Detailhandel bereitet sich auf Preiskrieg vor
Dem deutschen Hard Discounter Aldi genügt die Deutschschweiz nicht. Er will sich auch in der Romandie niederlassen.
Der Branchenexperte James Bacos meint jedoch in einem Gespräch mit swissinfo, die bestehenden Detailhandels-Riesen Migros und Coop seien gut platziert, um ihre Positionen zu verteidigen.
Die beiden Schweizer Detailhandels-Riesen Migros und Coop geben Gas – in Erwartung von Aldi und Lidl, den beiden grössten deutschen Discountern. Doch der Detailhandels-Experte James Bacos glaubt, dass die Schweizer Marktleader viel besser positioniert seien, den beiden Discountern die Stirn zu bieten als ihre deutschen Kollegen.

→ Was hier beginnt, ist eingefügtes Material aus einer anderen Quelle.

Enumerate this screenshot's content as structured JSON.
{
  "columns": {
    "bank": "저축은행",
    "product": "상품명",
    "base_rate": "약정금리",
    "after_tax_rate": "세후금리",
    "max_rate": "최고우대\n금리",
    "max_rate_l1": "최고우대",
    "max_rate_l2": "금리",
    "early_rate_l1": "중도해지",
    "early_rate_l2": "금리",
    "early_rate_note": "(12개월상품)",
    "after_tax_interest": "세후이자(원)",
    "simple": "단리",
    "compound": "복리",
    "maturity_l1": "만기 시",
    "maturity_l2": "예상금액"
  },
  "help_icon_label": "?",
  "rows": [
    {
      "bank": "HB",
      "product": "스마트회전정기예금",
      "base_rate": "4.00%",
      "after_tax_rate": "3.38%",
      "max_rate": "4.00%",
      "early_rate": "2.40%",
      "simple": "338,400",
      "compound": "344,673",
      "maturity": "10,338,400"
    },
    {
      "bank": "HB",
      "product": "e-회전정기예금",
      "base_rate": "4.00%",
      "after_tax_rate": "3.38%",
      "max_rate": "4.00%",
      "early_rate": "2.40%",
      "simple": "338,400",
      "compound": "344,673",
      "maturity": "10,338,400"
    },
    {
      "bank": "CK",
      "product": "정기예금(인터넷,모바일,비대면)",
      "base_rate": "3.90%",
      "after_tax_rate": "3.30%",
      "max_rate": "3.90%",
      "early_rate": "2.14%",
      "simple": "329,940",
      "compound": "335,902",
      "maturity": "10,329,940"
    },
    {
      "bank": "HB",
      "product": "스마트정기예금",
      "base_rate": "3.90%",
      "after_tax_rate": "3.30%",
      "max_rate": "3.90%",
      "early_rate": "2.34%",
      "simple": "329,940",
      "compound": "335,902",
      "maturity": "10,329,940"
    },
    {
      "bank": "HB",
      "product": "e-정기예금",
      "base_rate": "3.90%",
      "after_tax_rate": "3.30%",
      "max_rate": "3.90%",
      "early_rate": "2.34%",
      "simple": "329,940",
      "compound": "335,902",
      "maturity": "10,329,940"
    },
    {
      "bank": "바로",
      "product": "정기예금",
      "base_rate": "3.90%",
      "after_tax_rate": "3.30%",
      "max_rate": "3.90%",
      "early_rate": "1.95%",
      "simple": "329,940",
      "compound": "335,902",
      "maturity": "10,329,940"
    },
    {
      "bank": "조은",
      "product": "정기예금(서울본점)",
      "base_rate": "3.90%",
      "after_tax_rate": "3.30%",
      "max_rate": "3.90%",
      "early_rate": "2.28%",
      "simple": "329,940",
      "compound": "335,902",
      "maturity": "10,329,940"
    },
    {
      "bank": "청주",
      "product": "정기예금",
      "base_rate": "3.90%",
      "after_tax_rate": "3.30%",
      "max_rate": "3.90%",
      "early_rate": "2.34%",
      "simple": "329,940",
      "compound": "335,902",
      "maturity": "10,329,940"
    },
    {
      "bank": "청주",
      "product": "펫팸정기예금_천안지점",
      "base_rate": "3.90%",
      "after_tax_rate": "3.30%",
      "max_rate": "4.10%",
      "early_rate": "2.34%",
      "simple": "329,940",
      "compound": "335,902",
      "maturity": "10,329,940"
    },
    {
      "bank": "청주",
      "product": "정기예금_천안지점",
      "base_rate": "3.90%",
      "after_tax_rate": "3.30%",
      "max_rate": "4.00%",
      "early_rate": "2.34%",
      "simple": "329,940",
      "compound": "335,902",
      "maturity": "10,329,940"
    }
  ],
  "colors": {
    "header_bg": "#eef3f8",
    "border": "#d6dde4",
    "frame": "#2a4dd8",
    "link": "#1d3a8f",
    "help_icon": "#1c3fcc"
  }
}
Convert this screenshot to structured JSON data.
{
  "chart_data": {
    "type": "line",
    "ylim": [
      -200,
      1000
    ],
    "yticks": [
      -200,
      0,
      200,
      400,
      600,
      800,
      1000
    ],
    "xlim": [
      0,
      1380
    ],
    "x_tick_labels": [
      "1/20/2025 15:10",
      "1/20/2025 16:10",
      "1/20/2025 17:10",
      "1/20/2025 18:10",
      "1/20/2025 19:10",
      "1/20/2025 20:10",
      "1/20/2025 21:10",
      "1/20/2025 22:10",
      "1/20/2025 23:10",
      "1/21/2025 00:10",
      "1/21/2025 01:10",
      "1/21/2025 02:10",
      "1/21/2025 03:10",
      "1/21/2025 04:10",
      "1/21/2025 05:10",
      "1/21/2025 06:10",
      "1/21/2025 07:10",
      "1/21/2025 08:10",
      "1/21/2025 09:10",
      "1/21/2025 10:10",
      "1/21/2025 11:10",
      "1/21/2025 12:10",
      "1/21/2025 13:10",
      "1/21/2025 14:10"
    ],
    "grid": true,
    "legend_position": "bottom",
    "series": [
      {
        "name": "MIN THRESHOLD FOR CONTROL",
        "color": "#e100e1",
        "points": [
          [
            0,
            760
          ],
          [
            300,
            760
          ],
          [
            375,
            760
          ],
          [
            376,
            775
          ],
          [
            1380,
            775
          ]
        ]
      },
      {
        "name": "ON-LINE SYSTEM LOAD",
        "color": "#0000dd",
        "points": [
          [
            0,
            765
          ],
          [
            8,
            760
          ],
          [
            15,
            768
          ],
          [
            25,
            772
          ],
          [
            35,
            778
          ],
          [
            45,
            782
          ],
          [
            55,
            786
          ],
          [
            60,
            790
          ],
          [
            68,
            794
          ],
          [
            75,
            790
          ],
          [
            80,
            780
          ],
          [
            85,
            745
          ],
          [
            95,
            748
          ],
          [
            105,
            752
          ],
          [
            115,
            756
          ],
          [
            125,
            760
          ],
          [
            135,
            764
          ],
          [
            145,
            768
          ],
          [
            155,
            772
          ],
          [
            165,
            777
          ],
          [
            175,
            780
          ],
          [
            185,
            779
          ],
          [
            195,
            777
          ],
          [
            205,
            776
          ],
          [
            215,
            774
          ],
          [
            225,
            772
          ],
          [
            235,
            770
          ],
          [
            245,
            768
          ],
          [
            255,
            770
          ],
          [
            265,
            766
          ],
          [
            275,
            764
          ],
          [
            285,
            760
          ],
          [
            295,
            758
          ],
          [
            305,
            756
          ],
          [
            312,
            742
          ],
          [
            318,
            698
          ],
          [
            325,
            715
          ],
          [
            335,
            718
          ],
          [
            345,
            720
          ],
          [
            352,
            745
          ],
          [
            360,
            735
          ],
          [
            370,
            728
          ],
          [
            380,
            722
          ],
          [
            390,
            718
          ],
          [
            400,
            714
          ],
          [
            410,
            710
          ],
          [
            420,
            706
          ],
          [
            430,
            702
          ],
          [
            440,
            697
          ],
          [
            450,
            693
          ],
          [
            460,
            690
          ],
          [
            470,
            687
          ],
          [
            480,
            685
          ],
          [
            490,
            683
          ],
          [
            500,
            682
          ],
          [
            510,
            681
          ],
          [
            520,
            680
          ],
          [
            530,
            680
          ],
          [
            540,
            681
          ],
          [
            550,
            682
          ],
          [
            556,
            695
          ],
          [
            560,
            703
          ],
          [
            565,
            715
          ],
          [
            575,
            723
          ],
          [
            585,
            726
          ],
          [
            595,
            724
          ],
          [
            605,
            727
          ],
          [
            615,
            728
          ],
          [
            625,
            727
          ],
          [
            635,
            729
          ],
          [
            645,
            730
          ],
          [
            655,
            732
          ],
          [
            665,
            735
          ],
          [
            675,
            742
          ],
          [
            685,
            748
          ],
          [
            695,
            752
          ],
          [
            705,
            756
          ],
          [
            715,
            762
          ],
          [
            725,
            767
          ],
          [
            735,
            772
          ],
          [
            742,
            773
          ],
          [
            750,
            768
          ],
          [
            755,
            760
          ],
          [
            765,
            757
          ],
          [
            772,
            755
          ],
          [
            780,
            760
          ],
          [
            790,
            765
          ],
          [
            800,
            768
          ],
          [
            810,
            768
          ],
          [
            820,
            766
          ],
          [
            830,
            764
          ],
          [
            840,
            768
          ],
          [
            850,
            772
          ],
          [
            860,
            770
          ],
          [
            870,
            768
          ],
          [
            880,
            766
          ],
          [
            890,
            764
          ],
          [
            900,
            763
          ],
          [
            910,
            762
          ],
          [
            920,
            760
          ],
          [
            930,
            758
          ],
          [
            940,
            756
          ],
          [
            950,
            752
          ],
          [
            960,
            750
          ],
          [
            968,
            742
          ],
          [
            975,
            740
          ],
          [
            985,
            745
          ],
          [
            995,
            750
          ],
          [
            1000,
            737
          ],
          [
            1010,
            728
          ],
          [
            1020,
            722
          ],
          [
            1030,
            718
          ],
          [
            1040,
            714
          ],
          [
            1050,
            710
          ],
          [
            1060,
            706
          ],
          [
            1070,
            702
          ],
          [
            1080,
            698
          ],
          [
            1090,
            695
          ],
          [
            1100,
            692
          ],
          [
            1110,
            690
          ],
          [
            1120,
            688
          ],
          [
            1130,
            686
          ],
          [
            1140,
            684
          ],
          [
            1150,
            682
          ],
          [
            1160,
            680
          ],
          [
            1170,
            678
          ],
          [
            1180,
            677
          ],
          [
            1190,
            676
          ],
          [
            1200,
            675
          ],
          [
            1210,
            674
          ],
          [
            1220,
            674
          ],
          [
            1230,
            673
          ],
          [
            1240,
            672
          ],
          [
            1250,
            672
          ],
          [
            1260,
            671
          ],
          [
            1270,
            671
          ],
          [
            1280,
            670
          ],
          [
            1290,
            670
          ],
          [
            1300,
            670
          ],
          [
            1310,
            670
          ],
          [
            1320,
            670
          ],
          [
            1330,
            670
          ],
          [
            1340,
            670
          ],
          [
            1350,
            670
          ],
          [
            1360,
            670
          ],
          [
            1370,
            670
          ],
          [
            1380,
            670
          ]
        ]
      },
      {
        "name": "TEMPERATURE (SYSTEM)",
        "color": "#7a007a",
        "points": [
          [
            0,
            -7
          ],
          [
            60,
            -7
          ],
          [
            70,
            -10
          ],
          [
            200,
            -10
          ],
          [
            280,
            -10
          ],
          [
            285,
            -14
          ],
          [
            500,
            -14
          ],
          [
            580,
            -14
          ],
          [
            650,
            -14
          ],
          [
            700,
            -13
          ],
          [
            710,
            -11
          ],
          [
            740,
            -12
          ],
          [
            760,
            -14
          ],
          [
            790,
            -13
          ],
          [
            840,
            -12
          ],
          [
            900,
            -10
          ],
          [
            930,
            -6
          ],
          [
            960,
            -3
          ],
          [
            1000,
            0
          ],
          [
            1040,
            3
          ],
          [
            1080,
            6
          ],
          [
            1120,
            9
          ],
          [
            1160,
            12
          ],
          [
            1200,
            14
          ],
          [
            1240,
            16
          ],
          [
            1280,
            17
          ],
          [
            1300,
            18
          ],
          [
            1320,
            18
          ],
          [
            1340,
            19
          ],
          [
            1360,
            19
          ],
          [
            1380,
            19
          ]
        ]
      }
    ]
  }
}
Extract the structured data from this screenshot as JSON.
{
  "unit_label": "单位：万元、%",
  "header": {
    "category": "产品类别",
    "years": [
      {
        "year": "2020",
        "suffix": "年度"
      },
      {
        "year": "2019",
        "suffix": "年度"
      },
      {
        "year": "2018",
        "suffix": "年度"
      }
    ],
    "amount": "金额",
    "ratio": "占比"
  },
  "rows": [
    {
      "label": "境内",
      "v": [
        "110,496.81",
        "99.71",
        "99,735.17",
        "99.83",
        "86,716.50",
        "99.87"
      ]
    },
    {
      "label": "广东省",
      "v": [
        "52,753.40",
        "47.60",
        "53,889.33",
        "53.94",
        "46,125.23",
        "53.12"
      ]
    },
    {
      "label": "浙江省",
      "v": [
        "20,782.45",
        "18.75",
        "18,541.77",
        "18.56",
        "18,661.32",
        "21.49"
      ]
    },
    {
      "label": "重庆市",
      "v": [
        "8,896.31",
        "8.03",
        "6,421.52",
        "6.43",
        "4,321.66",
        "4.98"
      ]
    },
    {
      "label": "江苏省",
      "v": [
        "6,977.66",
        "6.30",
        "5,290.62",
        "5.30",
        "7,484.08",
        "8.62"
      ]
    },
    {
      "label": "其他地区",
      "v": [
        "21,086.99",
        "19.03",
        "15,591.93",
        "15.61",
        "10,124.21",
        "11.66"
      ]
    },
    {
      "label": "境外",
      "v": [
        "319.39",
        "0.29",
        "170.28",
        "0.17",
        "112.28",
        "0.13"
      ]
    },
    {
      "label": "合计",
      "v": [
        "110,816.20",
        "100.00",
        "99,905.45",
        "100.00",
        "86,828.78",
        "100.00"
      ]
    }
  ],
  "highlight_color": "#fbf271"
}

Bacos, Direktor der Münchner Mercer Management Consulting, ist Mit-Autor einer kürzlich erschienenen Studie über Deutschlands «Discounter-Krieg». Aldi und Lidl vermochten in diesem Bereich 40% des Marktanteils zu vereinnahmen.
Aldi kündigte Pläne für Discountläden in der Deutsch- und Westschweiz an. Vom Rivalen Lidl wird erwartet, dass er in Kürze folgt.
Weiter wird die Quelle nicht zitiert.